Lang werd gedacht dat de giftige eiwitklonters die kenmerkend zijn voor de ziekte van Alzheimer zich vanuit één plek naar de rest van het brein verspreiden. Nu blijkt dat ze al vanaf het beginstadium in meerdere hersenregio’s aanwezig zijn. Dat inzicht kan helpen bij de ontwikkeling van nieuwe medicatie.
Dat blijkt uit onderzoek van een internationaal team wetenschappers van onder meer de University of Cambridge. Ze bestudeerden de hersenen van een aantal overleden alzheimerpatiënten en combineerden die gegevens met hersenscans van mensen met milde cognitieve problemen en van mensen met vergevorderde dementie.
De ziekte van Alzheimer wordt gekenmerkt door eiwitklonters van tau en van bèta-amyloid in de hersenen. Tot nu toe werd gedacht dat de ontwikkeling van die klonters op één plek in het brein begint en de klonters zich vandaaruit verder door de hersenen verspreiden, als een soort kettingreactie.
Deze wetenschappers keken specifiek naar de tau-klonters en ontdekten dat het mogelijk anders zit. Ze zagen dat de progressie van de ziekte vooral afhangt van hoe snel de eiwitklonters zich vermeerderden binnen één hersengebied.

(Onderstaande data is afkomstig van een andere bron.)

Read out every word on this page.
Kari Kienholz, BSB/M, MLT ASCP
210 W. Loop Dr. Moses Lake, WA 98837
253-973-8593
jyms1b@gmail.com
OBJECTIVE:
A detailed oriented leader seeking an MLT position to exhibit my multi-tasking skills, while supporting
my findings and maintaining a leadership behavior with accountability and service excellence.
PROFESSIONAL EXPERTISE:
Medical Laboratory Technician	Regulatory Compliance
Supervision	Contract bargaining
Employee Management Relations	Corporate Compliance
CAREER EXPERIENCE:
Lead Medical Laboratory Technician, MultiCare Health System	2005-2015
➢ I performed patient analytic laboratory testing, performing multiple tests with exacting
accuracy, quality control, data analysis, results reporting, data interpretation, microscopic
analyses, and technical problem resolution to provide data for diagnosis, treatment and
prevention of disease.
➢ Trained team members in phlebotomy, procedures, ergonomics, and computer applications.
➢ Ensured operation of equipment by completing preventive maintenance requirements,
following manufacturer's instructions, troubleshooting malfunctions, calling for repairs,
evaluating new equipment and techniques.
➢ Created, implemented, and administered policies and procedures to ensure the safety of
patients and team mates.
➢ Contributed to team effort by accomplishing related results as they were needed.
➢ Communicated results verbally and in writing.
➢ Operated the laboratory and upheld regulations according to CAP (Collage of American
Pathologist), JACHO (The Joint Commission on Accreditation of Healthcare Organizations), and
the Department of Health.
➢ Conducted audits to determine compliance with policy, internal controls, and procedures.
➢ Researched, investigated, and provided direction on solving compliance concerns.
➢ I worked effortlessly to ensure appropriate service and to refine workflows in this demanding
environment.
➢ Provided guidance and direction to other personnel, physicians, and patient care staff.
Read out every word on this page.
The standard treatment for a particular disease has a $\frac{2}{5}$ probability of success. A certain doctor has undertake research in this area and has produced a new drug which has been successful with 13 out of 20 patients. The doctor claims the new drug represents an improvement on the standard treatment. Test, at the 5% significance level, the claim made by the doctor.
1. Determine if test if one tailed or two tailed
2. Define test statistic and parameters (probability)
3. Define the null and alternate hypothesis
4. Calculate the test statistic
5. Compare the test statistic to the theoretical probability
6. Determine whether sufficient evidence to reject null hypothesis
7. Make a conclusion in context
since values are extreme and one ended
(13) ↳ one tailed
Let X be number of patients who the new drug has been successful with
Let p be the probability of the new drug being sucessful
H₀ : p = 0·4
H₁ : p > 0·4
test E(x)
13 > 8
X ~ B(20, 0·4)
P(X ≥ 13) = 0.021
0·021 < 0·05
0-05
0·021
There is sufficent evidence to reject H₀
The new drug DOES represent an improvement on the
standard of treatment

En niet zozeer van hoe snel de klonters zich door het hele brein verspreidden. De onderzoekers vermoeden daarom dat er vanaf de start van de ziekte al op meerdere plekken in de hersenen iets aan de hand is.
Veel onderzoek naar de ziekte van Alzheimer gebeurt met diermodellen. Omdat alzheimer in mensen zich ontwikkelt over tientallen jaren en omdat je de diagnose pas officieel kunt stellen nadat iemand is overleden. Dit is het eerste onderzoek naar het verloop van de ziekte dat met mensen gegaan is.
De wetenschappers suggereren dat het beter is om bij de ontwikkeling van nieuwe medicijnen te focussen op het tegengaan van de vermeerdering van de giftige eiwitklonters en niet zozeer op het tegengaan van de verspreiding ervan.
Beeld: MRI-scans van een gezond brein (links) naast het brein van iemand met alzheimer (rechts).
De bevindingen zijn gepubliceerd in Science Advances.